L’addio trionfale di Monique Veaute
Nel giardino dell’Hotel dei Duchi, tra sorrisi commossi e numeri importanti, si chiude l’era Veaute con una conferenza stampa che sa di festa. E quando inizia a piovere, proprio mentre si parla del concerto in piazza, sembra quasi che il cielo voglia partecipare all’emozione generale.
“Abbiamo riportato il festival al livello internazionale che gli compete”
Il sindaco non nasconde l’orgoglio: “È tornata l’atmosfera del festival di una volta”. Cinque anni intensi al fianco di Monique Veaute e Paola Macchi hanno trasformato una fondazione in una macchina perfetta, capace di attrarre spettatori da tutta Italia e dall’estero.
“Anno durissimo questo”, ammette, “ma siamo diventati una fondazione matura che può gestire un festival ad alto livello”.
La soddisfazione è palpabile: il Festival dei Due Mondi è tornato a brillare sui palcoscenici internazionali, e la fondazione ha dimostrato di “saper scegliere il direttore artistico”. Un saluto elegante a chi parte, un augurio a chi arriverà.
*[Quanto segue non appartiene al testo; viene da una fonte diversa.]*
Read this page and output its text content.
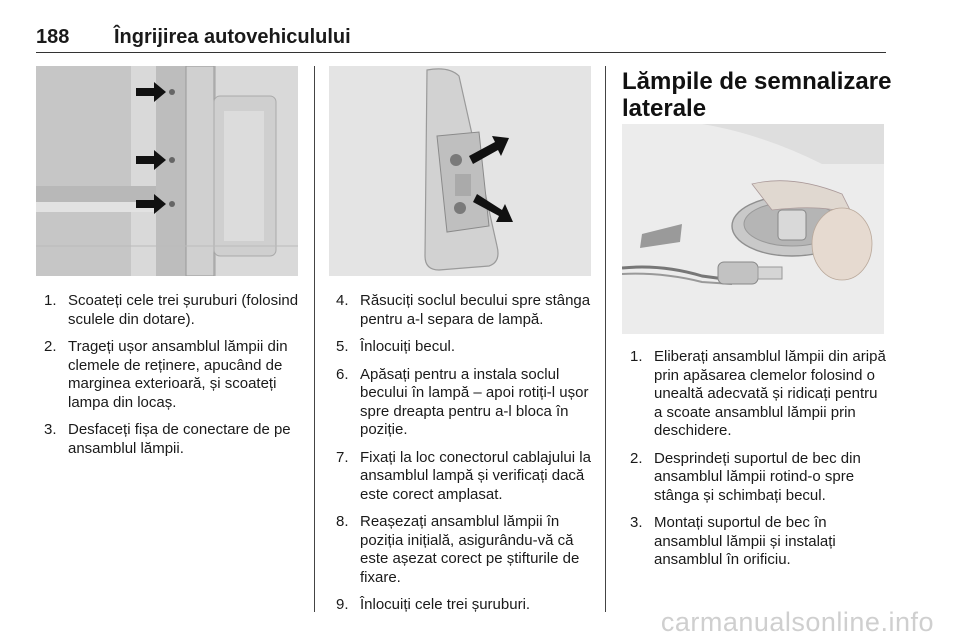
188 Îngrijirea autovehiculului
1. Scoateți cele trei șuruburi (folosind sculele din dotare).
2. Trageți ușor ansamblul lămpii din clemele de reținere, apucând de marginea exterioară, și scoateți lampa din locaș.
3. Desfaceți fișa de conectare de pe ansamblul lămpii.
4. Răsuciți soclul becului spre stânga pentru a-l separa de lampă.
5. Înlocuiți becul.
6. Apăsați pentru a instala soclul becului în lampă – apoi rotiți-l ușor spre dreapta pentru a-l bloca în poziție.
7. Fixați la loc conectorul cablajului la ansamblul lampă și verificați dacă este corect amplasat.
8. Reașezați ansamblul lămpii în poziția inițială, asigurându-vă că este așezat corect pe știfturile de fixare.
9. Înlocuiți cele trei șuruburi.
Lămpile de semnalizare laterale
1. Eliberați ansamblul lămpii din aripă prin apăsarea clemelor folosind o unealtă adecvată și ridicați pentru a scoate ansamblul lămpii prin deschidere.
2. Desprindeți suportul de bec din ansamblul lămpii rotind-o spre stânga și schimbați becul.
3. Montați suportul de bec în ansamblul lămpii și instalați ansamblul în orificiu.
carmanualsonline.info
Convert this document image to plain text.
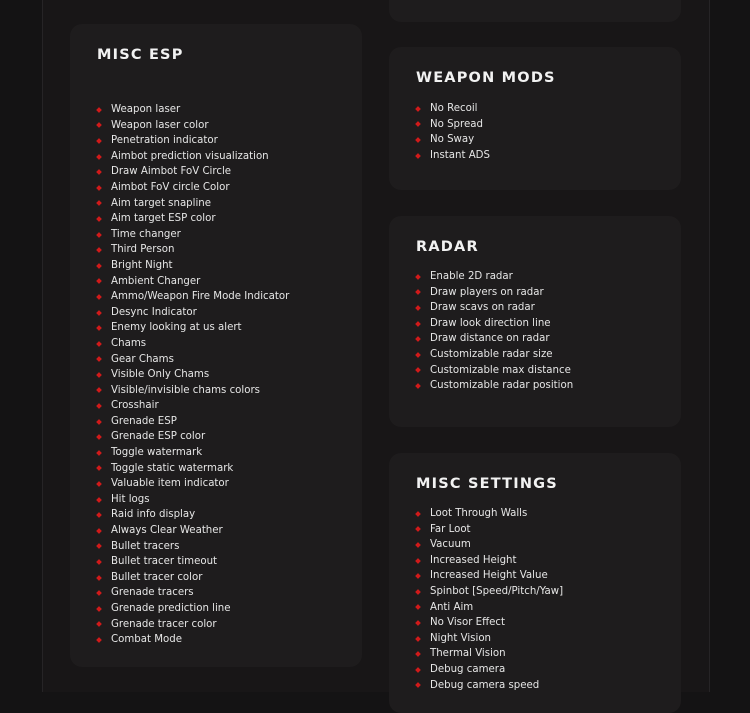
MISC ESP
Weapon laser
Weapon laser color
Penetration indicator
Aimbot prediction visualization
Draw Aimbot FoV Circle
Aimbot FoV circle Color
Aim target snapline
Aim target ESP color
Time changer
Third Person
Bright Night
Ambient Changer
Ammo/Weapon Fire Mode Indicator
Desync Indicator
Enemy looking at us alert
Chams
Gear Chams
Visible Only Chams
Visible/invisible chams colors
Crosshair
Grenade ESP
Grenade ESP color
Toggle watermark
Toggle static watermark
Valuable item indicator
Hit logs
Raid info display
Always Clear Weather
Bullet tracers
Bullet tracer timeout
Bullet tracer color
Grenade tracers
Grenade prediction line
Grenade tracer color
Combat Mode
WEAPON MODS
No Recoil
No Spread
No Sway
Instant ADS
RADAR
Enable 2D radar
Draw players on radar
Draw scavs on radar
Draw look direction line
Draw distance on radar
Customizable radar size
Customizable max distance
Customizable radar position
MISC SETTINGS
Loot Through Walls
Far Loot
Vacuum
Increased Height
Increased Height Value
Spinbot [Speed/Pitch/Yaw]
Anti Aim
No Visor Effect
Night Vision
Thermal Vision
Debug camera
Debug camera speed
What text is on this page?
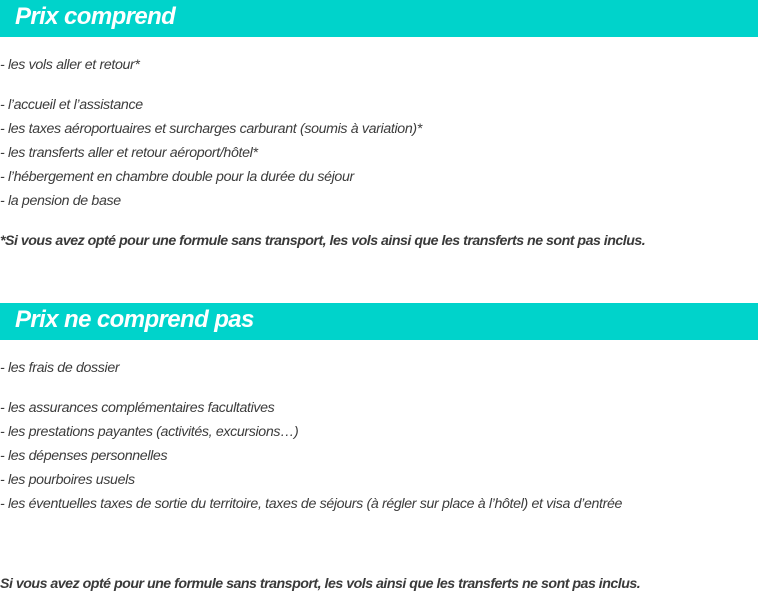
Prix comprend
- les vols aller et retour*
- l’accueil et l’assistance
- les taxes aéroportuaires et surcharges carburant (soumis à variation)*
- les transferts aller et retour aéroport/hôtel*
- l’hébergement en chambre double pour la durée du séjour
- la pension de base
*Si vous avez opté pour une formule sans transport, les vols ainsi que les transferts ne sont pas inclus.
Prix ne comprend pas
- les frais de dossier
- les assurances complémentaires facultatives
- les prestations payantes (activités, excursions…)
- les dépenses personnelles
- les pourboires usuels
- les éventuelles taxes de sortie du territoire, taxes de séjours (à régler sur place à l’hôtel) et visa d’entrée
Si vous avez opté pour une formule sans transport, les vols ainsi que les transferts ne sont pas inclus.
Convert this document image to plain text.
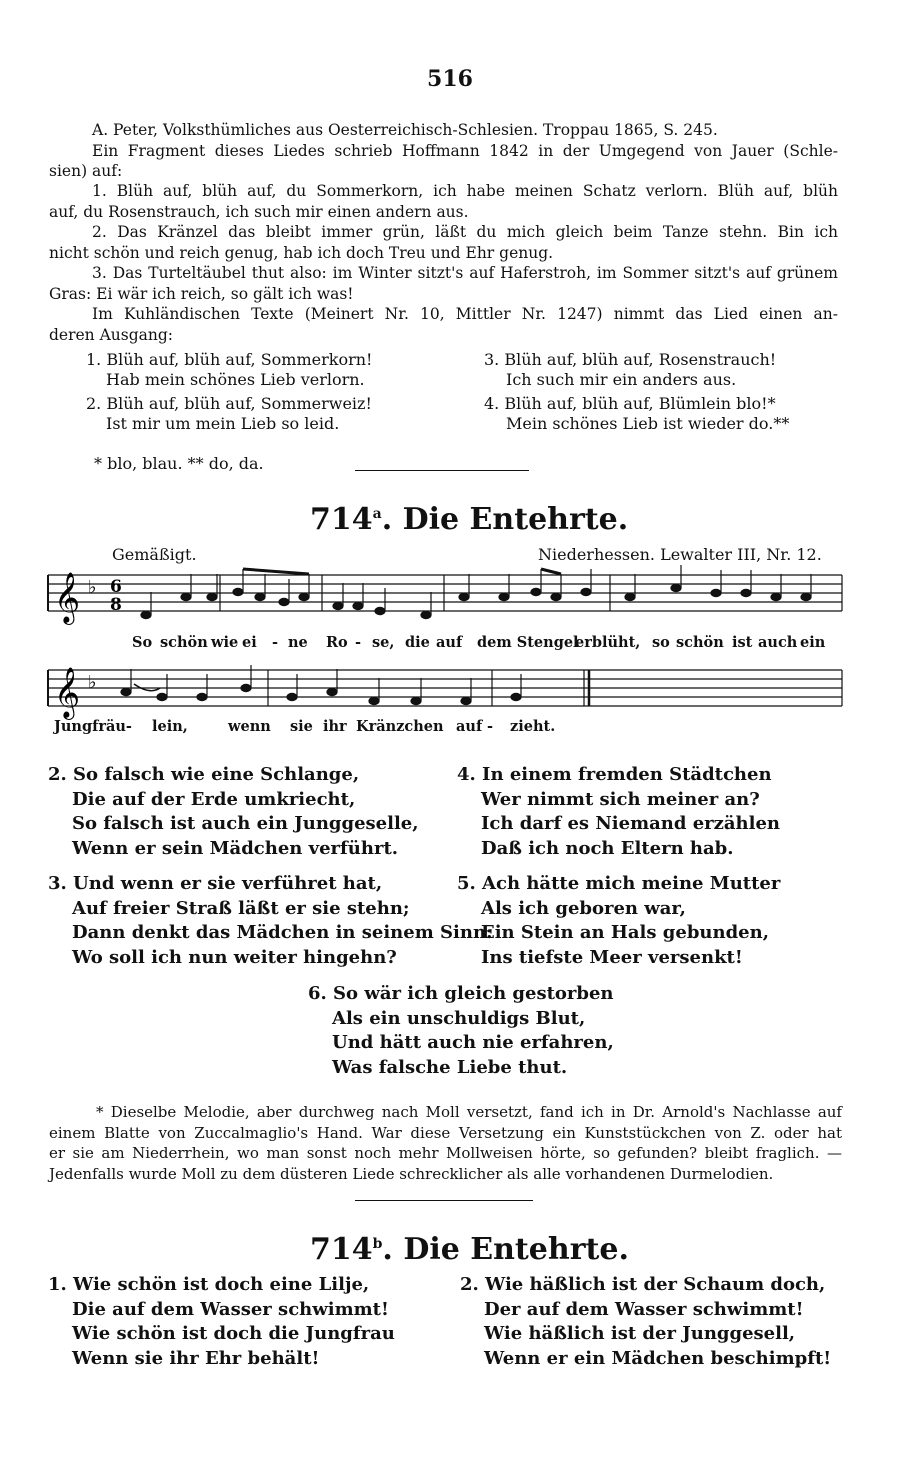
516
A. Peter, Volksthümliches aus Oesterreichisch-Schlesien. Troppau 1865, S. 245.
Ein Fragment dieses Liedes schrieb Hoffmann 1842 in der Umgegend von Jauer (Schle-
sien) auf:
1. Blüh auf, blüh auf, du Sommerkorn, ich habe meinen Schatz verlorn. Blüh auf, blüh
auf, du Rosenstrauch, ich such mir einen andern aus.
2. Das Kränzel das bleibt immer grün, läßt du mich gleich beim Tanze stehn. Bin ich
nicht schön und reich genug, hab ich doch Treu und Ehr genug.
3. Das Turteltäubel thut also: im Winter sitzt's auf Haferstroh, im Sommer sitzt's auf grünem
Gras: Ei wär ich reich, so gält ich was!
Im Kuhländischen Texte (Meinert Nr. 10, Mittler Nr. 1247) nimmt das Lied einen an-
deren Ausgang:
1. Blüh auf, blüh auf, Sommerkorn!
Hab mein schönes Lieb verlorn.
2. Blüh auf, blüh auf, Sommerweiz!
Ist mir um mein Lieb so leid.
3. Blüh auf, blüh auf, Rosenstrauch!
Ich such mir ein anders aus.
4. Blüh auf, blüh auf, Blümlein blo!*
Mein schönes Lieb ist wieder do.**
* blo, blau. ** do, da.
714$^a$. Die Entehrte.
Gemäßigt.	Niederhessen. Lewalter III, Nr. 12.
𝄞 ♭ 6
8
So schön wie ei - ne Ro - se, die auf dem Stengel
erblüht, so schön ist auch ein
𝄞 ♭
Jungfräu- lein,	wenn sie ihr Kränzchen auf - zieht.
2. So falsch wie eine Schlange,
Die auf der Erde umkriecht,
So falsch ist auch ein Junggeselle,
Wenn er sein Mädchen verführt.
3. Und wenn er sie verführet hat,
Auf freier Straß läßt er sie stehn;
Dann denkt das Mädchen in seinem Sinn:
Wo soll ich nun weiter hingehn?
4. In einem fremden Städtchen
Wer nimmt sich meiner an?
Ich darf es Niemand erzählen
Daß ich noch Eltern hab.
5. Ach hätte mich meine Mutter
Als ich geboren war,
Ein Stein an Hals gebunden,
Ins tiefste Meer versenkt!
6. So wär ich gleich gestorben
Als ein unschuldigs Blut,
Und hätt auch nie erfahren,
Was falsche Liebe thut.
* Dieselbe Melodie, aber durchweg nach Moll versetzt, fand ich in Dr. Arnold's Nachlasse auf
einem Blatte von Zuccalmaglio's Hand. War diese Versetzung ein Kunststückchen von Z. oder hat
er sie am Niederrhein, wo man sonst noch mehr Mollweisen hörte, so gefunden? bleibt fraglich. —
Jedenfalls wurde Moll zu dem düsteren Liede schrecklicher als alle vorhandenen Durmelodien.
714$^b$. Die Entehrte.
1. Wie schön ist doch eine Lilje,
Die auf dem Wasser schwimmt!
Wie schön ist doch die Jungfrau
Wenn sie ihr Ehr behält!
2. Wie häßlich ist der Schaum doch,
Der auf dem Wasser schwimmt!
Wie häßlich ist der Junggesell,
Wenn er ein Mädchen beschimpft!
I numeri che fanno sognare
Paola Macchi, sgrana i numeri di un quinquennio che ha del miracoloso: “31mila biglietti venduti, 925mila euro di incassi – il dato più alto da quando abbiamo memoria. Tutti i teatri pieni!”. Dietro al successo, 68 compagnie, 800 artisti, 300 persone di staff e un milione di euro accantonato per il futuro.
Ma non è solo questione di cifre. Gli spazi sono stati riqualificati, costumi e manifesti riordinati e catalogati con l’aiuto degli studenti, collaboratori formati con cura. “Ventimila contatti fidelizzati”, dice Macchi con un sorriso. “Il festival è una responsabilità culturale, un’avventura faticosa ma anche divertente”.
Il ringraziamento che commuove
Monique Veaute, sempre elegante anche nell’addio, dedica le sue parole a chi lavora nell’ombra: “Ringrazio tutto lo staff del festival, quei settori con poca visibilità che permettono alla macchina di funzionare”. Poi l’affetto per Ada Urbani, “amica del festival”, per Duccio Marignoli e per tutti coloro che hanno aperto le loro case. “La città di Spoleto ha fatto il suo lavoro”, sottolinea, mentre nomina Anna Fendi che “è stata gran parte della storia di questo festival e ci mette in contatto con la memoria”.
Un pensiero speciale per Marina Mahler e per tutti gli altri che hanno reso possibile questo sogno.
La pergamena e l’arazzo della Regina Cristina
Momento clou della conferenza: Ada Urbani arriva con una pergamena, chiamando sul palco Duccio Marignoli, Anna Fendi e altri mecenati. Un assegno di oltre 20mila euro per il restauro dell’arazzo della Regina Cristina. Un gesto che sa di continuità, di amore per la bellezza.
Anna Fendi, 92 anni portati con grazia regale, ringrazia ricordando la sorella Carla e il Maestro Menotti. È lei la mamma di Maria Teresa Venturini Fendi, ed è lei che rappresenta la memoria storica del festival. Ada Urbani non dimentica Gianni Toscano, mentre Duccio Marignoli ricorda Bruno Toscano. Nomi che sono storia, volti che hanno fatto grande Spoleto.
La sfida del futuro
“Stiamo lavorando per dotare la città di più spazi e più opportunità”, promette il sindaco. L’obiettivo è chiaro: aumentare la qualità per non perdere attrattività. Un invito al sistema turistico a partecipare alla crescita, una città che “deve imparare ad essere aperta e non chiudersi per il futuro”.
L’importante è “non perdere questo glamour che si è formato”, perché Spoleto ha ritrovato la sua magia. E mentre le prime gocce iniziano a cadere, sembra quasi che il cielo voglia benedire questo momento di passaggio.
L’eredità di un’epoca
Con i numeri record di questa 68ª edizione, Monique Veaute lascia un’eredità preziosa: un festival tornato al centro del dibattito culturale internazionale, una fondazione solida, una città che ha ritrovato il suo splendore.
Dal 2026 toccherà a Daniele Cipriani raccogliere il testimone, ma intanto Spoleto può guardare al futuro con la consapevolezza di aver vissuto cinque anni straordinari. Anni in cui la cultura ha dimostrato di essere non solo bella, ma anche economicamente sostenibile. Anni in cui il festival ha ritrovato la sua anima internazionale senza perdere le radici umbre.
E se il cielo ha pianto di gioia durante la conferenza stampa, forse è perché anche lui sa che certe storie meritano di essere celebrate con ogni forma d’arte. Anche quella della pioggia.